Para lograrlo, el diálogo entre religiones no debe limitarse a demostraciones superficiales de amistad y de cooperación, sino convertirse en una empresa compartida por todos, para llegar a descubrir el perfil de una sociedad global deseable y trabajar para hacerla realidad. Con ese fin, la religión debe funcionar, según palabras de Gandhi, no de manera sectaria, sino como factor que contribuya a crear una “fe en el ordenado gobierno moral del universo”.
Por un lado, la religión busca congregar a los seres humanos en unión y armonía con el universo eterno. Al mismo tiempo, la religión se caracteriza en principio por su compromiso de mejorar la vida de la gente y las sociedades. Nunca debemos olvidar que las personas no existen para servir a la religión; es la religión la que existe para servir a la causa de la felicidad y la paz del ser humano.
En última instancia, siento que es un error suponer que hay que catalogar a la gente según su origen étnico, religioso o extracción social.

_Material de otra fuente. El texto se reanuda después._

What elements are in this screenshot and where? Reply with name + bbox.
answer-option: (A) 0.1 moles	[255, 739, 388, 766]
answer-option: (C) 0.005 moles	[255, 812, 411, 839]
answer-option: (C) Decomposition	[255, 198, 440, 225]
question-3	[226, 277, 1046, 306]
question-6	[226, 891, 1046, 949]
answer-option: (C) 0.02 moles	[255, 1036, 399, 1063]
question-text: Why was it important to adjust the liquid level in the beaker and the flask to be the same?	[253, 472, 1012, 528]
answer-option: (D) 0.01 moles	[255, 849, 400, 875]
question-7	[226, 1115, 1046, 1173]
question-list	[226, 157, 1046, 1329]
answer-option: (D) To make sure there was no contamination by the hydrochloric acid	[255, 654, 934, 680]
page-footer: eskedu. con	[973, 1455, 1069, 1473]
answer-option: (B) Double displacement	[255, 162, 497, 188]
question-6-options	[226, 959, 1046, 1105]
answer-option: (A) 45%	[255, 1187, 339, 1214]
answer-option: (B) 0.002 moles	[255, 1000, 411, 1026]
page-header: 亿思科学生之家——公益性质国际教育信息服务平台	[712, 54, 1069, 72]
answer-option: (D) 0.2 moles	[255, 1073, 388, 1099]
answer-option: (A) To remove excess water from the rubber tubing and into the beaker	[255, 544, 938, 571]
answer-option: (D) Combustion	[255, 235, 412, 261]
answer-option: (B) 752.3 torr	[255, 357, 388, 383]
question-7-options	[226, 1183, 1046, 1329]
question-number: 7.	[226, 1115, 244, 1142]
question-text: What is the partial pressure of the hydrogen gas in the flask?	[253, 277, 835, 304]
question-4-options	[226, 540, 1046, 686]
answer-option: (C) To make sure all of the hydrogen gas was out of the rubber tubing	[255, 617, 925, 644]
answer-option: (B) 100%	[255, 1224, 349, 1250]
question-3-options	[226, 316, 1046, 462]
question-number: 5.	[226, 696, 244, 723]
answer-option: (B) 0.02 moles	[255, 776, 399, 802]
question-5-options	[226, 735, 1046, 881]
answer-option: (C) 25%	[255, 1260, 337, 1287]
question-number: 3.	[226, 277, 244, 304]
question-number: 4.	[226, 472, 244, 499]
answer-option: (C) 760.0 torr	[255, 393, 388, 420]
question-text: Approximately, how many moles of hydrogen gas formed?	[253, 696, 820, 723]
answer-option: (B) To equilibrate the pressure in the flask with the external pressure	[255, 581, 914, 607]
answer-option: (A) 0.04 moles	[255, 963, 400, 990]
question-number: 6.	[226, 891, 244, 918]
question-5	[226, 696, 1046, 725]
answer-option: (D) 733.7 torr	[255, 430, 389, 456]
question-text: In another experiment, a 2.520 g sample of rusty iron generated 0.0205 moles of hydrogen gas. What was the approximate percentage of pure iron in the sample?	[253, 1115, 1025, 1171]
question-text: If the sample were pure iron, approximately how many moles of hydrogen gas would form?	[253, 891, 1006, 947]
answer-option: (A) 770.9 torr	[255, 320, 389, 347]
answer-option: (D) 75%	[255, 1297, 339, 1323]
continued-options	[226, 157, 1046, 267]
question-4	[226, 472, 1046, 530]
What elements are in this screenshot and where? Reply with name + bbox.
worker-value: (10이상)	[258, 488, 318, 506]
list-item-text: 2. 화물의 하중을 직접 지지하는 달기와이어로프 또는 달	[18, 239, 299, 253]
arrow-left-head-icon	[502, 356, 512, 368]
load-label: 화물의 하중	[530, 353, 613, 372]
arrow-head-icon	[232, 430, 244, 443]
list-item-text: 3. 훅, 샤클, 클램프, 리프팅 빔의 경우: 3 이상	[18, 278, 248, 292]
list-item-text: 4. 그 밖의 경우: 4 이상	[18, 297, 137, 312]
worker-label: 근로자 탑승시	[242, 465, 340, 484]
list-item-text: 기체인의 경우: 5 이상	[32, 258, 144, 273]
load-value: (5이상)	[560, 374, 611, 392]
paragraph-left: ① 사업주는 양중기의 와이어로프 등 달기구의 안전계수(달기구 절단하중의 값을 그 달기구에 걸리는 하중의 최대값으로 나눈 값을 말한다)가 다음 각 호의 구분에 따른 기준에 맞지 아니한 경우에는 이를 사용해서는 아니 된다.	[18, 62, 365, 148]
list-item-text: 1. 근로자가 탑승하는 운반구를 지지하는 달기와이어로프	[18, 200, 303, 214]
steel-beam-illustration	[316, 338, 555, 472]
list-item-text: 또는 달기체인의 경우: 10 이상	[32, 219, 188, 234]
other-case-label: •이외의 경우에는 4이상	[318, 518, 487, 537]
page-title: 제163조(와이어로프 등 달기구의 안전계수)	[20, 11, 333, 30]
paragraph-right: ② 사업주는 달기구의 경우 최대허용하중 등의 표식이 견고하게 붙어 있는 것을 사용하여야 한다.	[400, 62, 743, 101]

Creo que, por el contrario, al entablar el diálogo, debemos esforzarnos por considerar a cada persona como alguien único. En ese sentido, más que el diálogo entre grupos religiosos o el diálogo sobre dogmas, es necesario cultivar el diálogo entre las personas. Es esa clase de intercambio, el que se produce de vida a vida entre individuos de todo el globo, al que he decidido dedicar mi vida.